Employing a competitive edge
Students access real-time Wall Street financial data and information technology in new lab
By Kelsey Mohring ('12)
The JMU Capital Markets Lab, open to any student who completes the necessary training, is used most often by higher level financial courses such as advanced finance, risk analysis, investment and financial management. It is also a tool used frequently by the Madison Investment Fund group, which manages $100,000 in JMU Foundation Inc. funds.
For many seniors, the fear of not finding a job after graduation is a huge theme. In a time when jobs are scarce, JMU students are doing everything they can to rise above their competition. For quantitative finance major Ed Andrews ('12) of Sparta, N.J., that competitive edge came through the Capital Markets Lab in the JMU College of Business. Andrews already had a job waiting for him when he graduated in May, largely due to the real-world experience he gained through the resources in the new campus lab.
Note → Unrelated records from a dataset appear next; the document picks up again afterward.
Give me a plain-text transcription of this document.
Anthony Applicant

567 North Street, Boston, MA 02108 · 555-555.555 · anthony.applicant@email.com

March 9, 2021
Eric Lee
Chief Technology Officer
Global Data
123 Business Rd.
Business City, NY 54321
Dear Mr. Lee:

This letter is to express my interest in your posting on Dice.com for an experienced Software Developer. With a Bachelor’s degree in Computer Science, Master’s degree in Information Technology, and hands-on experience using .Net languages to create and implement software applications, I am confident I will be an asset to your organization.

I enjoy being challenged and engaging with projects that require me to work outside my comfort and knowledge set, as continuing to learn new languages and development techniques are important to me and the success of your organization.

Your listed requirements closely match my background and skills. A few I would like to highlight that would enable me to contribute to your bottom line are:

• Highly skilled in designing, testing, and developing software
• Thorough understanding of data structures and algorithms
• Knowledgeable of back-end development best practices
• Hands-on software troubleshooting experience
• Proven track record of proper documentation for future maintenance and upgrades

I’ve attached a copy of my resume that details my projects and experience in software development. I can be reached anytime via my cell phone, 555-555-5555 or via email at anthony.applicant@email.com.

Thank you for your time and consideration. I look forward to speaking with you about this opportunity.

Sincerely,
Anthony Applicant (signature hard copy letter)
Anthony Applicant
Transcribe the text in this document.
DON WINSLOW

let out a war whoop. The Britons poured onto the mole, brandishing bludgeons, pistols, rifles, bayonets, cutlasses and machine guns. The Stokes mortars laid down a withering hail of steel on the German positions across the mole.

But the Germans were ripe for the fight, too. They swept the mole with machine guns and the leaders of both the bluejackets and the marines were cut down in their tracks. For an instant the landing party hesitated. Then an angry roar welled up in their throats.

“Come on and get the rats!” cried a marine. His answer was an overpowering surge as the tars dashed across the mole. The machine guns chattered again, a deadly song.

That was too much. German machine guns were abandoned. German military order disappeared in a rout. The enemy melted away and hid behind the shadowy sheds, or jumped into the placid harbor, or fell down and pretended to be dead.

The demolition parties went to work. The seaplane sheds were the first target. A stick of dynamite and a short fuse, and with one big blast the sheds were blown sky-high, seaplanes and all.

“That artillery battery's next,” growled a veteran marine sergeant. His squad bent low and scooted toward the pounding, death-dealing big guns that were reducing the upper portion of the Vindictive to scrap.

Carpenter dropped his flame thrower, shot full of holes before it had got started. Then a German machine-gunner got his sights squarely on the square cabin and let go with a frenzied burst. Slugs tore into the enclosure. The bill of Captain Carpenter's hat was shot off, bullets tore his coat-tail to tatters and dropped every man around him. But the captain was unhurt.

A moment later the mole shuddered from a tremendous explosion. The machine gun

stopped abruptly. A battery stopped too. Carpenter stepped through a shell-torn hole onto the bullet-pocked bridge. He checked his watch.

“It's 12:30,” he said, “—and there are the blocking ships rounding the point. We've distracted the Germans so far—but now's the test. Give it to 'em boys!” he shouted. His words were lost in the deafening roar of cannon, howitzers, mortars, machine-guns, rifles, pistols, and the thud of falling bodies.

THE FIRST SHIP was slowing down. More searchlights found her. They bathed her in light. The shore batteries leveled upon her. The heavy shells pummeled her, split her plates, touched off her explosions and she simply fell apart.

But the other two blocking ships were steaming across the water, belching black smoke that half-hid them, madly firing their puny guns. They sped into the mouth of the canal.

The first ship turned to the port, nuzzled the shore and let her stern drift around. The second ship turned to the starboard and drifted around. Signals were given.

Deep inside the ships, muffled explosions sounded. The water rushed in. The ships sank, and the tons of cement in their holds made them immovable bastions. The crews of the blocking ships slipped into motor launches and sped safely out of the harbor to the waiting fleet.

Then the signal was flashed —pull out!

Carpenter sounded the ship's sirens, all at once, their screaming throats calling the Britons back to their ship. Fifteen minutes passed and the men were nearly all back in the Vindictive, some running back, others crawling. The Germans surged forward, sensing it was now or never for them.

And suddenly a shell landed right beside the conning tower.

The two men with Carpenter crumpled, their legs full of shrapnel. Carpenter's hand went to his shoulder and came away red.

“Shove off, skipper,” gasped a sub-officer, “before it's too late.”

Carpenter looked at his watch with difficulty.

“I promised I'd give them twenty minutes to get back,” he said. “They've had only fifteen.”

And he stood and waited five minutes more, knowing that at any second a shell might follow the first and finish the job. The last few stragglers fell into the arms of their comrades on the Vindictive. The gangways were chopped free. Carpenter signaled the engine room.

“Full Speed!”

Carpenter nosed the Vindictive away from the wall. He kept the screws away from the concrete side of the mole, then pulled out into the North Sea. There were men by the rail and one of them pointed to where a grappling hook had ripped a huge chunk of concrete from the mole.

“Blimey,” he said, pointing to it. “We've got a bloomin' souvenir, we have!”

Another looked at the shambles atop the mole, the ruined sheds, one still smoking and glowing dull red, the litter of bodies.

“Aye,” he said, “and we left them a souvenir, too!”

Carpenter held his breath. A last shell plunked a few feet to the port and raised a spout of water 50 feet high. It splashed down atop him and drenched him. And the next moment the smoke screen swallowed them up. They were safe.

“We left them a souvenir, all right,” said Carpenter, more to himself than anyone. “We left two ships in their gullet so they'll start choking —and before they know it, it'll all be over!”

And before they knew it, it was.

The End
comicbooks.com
The Capital Markets Lab was built through a generous contribution from Enrico S. Gaglioti ('94), a College of Business marketing alumnus. The lab is equipped with 12 Bloomberg terminals, a professional investment computer system created for the financial marketplace. It also features two 50-inch flat panel displays with cable news feeds, a catchy stock ticker above the Zane Showker Hall Room 109 entrance and a wide range of systems and databases that allow students to access a wealth of information. Elias Semaan, JMU professor of finance and business law, says the lab is not only an invaluable resource for the students, but that it has significantly enhanced teaching.
Bloomberg, the main database system used in the lab, is the industry elite of financial databases. Including Bloomberg experience on their resumes gives students an invaluable leg-up during job searches. In addition, many students choose to take the Bloomberg Assessment Tests and earn a "Bloomberg Essentials" certification, which Semaan regards as "almost the equivalent to having a second degree." The hands-on learning that the Capital Markets Lab provides "makes students more marketable," says Andrews, who also served as president of the student-operated Madison Investment Fund. "We have access to the same tools as professionals. You can't get better experience than this."
The use of the Bloomberg program not only gives Dukes a world of experience beyond other students at the same level, but it also increases productivity. Tasks that previously would have taken three to four hours and data collection that can take months, is now done in the time it takes to click a button. This then allows students to spend time in more valuable ways, like interpreting data and analyzing appropriate actions. Semaan says he initially noticed the huge effects of the lab in the quality of student presentations. Students are able to get details they couldn't before and take their stock pitches a step further with high quality, professional data. The resources of the lab also help students keep up with developments in the industry, which according to Semaan is why students are so successful when they leave JMU.
The systems allow students to take concepts that were once abstract discussions and apply them to real-life cases. Students, who once simply discussed how natural disasters affect economies, can now use these resources to find and examine the actual data describing how Hurricane Katrina affected the U.S. economy. Expanding the use of the lab to the entire campus and students of any major is the next phase of the lab.